DOI: 10.3390/wevj17060318 ISSN: 2032-6653

A Monetized Life Cycle Sustainability Assessment Framework for Integrating Environmental, Economic, and Social Impacts: Evidence from Electric Vehicles

Sining Ma, Zhijian He, Amir Hamzah Sharaai, Yuqing Liu, Haoxuan Cai

Life Cycle Sustainability Assessment (LCSA) has been widely used to assess the environmental, economic, and social impacts of emerging technologies. However, its practical application in decision support remains limited due to incompatibility of units of measurement among sustainability dimensions and a lack of transparent integration mechanisms. This study constructs a monetized LCSA framework to examine how battery electric vehicles (BEVs) replacing gas-powered vehicles (GVs) in cold regions covered by carbon-intensive power systems affects overall sustainability performance. The results show that over a 15-year lifespan, BEVs reduce life cycle costs by 28.74% and carbon-related environmental costs by 25.27% compared to GVs, demonstrating significant economic and environmental advantages. However, BEVs show a 4.23% decrease in standardized socially perceived performance, primarily due to consumer concerns about transparency, privacy, and end-of-life liability.

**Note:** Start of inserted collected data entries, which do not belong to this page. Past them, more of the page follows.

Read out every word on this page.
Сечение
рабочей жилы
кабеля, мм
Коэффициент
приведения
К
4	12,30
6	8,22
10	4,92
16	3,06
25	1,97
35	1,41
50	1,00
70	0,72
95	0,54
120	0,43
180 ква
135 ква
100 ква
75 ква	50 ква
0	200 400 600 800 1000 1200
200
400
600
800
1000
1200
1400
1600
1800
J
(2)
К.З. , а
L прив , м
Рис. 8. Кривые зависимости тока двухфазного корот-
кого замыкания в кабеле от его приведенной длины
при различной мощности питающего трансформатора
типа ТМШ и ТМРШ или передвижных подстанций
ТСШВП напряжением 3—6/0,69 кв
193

These findings suggest that incorporating social dimensions can significantly alter sustainability conclusions and reveal trade-offs that traditional single-dimensional assessments cannot capture. This study provides new empirical evidence for the comprehensive application of monetized life cycle sustainability assessment and offers valuable insights for vehicle design improvements, increased social acceptance, and low-carbon transportation policies in cold and carbon-intensive regions.